Saudi oil well dries up
Ambrose Evans-Pritchard, Telegraph (U.K.), 5 September 2012 (hat tip: NC)
The basic point – common to other Gulf oil
producers – is that Saudi local consumption is rocketing. Residential use makes
up 50pc of demand, and over two thirds of that is air-conditioning. The Saudis
also consume 250 liters per head per day of water – the world's third highest
(which blows the mind), growing at 9pc a year – and most of this is provided
from energy-guzzling desalination plants.
All this is made far worse across the Gulf by fuel
subsidies to placate restive populations.
The Saudis already consume a quarter of their 11.1m
barrels a day of crude output. They are using more per capita than the US even
though their industrial base as a share of GDP is much smaller.
The country already consumes all its gas. (Neighboring
Kuwait is now importing LNG gas from Russia….
If you go
through the link, and look at the charts, you will see that this is a strictly
demand-side story: no peak oil required.
4 comments:
I also wonder about the other oil rich nations around there. If Saudi is having production issues maybe they are as well.
You always have to pay attention to the exportland model.
We seem to spend all of our time thinking up scenarios in which the needs of the US are the only variable in the equation.
The rest of the world has a taste for oil as well. They are going to start taking more and more of what we consider ours.
Of course, they just think of it as their share
I am amazed at the water usage . Isn't that over 60 gallons a day per person?
Even if the US opens up lands for drilling we'd still be cutting it close for 2030. With more of the world wanted more and more oil I wonder when the US is going to be cut-off from some of the suppliers. There may come a time when they don't need the US dollars any longer.
Pioneer: Mexico certainly has been having problems. First reported a few years back, their peak came on very quickly.
The one silver lining may be that with so many of these countries using state run companies which invested little in research in extraction methods, there may be an additional supply -granted more expensive - still in the ground.
Degringolade: Yes we have fought an awful lot of wars for "our" oil. But funding a life style with your one viable commodity (other than religious tourism) is not real bright either.
Mama Bear: No, that is way to low. Maybe for personal consumption.
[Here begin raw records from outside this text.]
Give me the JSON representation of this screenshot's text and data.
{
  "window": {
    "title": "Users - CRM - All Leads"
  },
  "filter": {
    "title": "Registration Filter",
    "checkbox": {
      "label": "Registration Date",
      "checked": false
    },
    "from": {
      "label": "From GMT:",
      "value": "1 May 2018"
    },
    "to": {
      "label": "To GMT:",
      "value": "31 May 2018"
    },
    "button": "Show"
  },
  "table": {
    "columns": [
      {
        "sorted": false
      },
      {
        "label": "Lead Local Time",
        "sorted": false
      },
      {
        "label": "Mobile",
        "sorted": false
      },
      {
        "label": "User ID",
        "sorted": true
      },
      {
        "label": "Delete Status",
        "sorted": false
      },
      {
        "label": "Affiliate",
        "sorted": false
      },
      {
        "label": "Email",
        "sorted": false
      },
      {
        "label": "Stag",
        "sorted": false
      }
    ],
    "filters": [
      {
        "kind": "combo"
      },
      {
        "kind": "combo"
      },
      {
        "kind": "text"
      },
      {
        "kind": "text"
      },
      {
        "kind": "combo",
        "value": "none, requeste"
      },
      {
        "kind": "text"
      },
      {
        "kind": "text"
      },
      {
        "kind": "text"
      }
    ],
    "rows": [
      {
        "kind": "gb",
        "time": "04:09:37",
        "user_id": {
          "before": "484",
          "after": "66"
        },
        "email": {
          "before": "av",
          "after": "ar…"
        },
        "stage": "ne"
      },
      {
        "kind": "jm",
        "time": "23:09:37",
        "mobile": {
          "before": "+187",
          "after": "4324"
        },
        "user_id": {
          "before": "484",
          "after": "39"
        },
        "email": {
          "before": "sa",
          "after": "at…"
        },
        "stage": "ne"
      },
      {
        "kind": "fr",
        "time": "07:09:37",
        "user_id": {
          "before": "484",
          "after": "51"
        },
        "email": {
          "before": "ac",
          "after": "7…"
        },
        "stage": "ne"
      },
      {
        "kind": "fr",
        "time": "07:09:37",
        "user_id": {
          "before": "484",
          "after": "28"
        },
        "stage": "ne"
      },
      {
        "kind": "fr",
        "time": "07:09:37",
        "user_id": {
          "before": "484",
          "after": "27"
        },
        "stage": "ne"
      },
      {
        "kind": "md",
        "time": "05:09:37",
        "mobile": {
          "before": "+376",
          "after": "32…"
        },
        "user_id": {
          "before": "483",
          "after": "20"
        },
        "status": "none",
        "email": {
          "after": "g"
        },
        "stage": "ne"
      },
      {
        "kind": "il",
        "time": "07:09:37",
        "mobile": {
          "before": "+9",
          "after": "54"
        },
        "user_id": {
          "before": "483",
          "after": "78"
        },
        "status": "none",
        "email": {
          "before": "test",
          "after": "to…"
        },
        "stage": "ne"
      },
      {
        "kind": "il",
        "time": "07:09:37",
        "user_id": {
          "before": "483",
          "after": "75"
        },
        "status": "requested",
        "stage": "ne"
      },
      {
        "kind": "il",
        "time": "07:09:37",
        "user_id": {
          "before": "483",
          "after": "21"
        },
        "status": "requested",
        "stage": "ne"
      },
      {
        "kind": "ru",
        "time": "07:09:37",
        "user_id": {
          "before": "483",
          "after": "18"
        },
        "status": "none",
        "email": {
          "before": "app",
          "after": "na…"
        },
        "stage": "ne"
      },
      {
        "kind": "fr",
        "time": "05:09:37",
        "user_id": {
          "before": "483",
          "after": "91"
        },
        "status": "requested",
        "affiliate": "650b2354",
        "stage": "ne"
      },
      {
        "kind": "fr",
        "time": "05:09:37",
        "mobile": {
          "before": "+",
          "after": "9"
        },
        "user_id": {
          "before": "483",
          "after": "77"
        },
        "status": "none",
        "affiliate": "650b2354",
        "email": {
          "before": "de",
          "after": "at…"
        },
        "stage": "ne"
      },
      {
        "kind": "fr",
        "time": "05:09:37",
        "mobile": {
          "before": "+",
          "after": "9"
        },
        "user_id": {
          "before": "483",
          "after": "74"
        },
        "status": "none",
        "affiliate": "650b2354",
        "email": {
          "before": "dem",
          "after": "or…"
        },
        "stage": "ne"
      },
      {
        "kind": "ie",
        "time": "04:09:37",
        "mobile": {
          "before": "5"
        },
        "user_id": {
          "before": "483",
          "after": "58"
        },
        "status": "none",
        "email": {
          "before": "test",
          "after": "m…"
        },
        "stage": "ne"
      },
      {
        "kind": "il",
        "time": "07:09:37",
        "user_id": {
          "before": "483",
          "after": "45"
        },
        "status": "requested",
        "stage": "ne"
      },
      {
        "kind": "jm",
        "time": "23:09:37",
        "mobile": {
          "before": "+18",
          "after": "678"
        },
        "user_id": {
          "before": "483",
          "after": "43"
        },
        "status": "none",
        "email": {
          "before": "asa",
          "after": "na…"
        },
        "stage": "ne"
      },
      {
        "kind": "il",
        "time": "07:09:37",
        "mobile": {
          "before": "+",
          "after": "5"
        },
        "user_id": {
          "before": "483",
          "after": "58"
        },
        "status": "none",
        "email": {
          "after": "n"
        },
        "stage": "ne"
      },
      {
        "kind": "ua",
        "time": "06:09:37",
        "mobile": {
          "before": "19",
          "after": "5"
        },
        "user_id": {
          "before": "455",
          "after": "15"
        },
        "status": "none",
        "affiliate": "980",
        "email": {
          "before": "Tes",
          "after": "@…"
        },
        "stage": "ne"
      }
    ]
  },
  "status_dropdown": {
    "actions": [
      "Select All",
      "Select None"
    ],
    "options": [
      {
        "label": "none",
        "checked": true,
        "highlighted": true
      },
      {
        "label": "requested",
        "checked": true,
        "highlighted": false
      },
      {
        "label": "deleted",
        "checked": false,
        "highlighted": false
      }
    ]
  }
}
The latest official numbers are from 2005. It comes out to roughly 1,200 gallons of fresh water per day per person for the United States.
http://pubs.usgs.gov/circ/1344/pdf/c1344.pdf
What is not being factored in is industrial, farm use, car washes, golf course irrigation, etcetera.
Of course the water doesn't disappear. It is variously scrubbed up and reused many times before it returns to the ocean or evaporates.
As far as cutting us off? We have water, maybe not as much as we used to but still a lot compared to them. But you don't ship water. What you ship is the crops grown with the water, and items that require water (many) for production.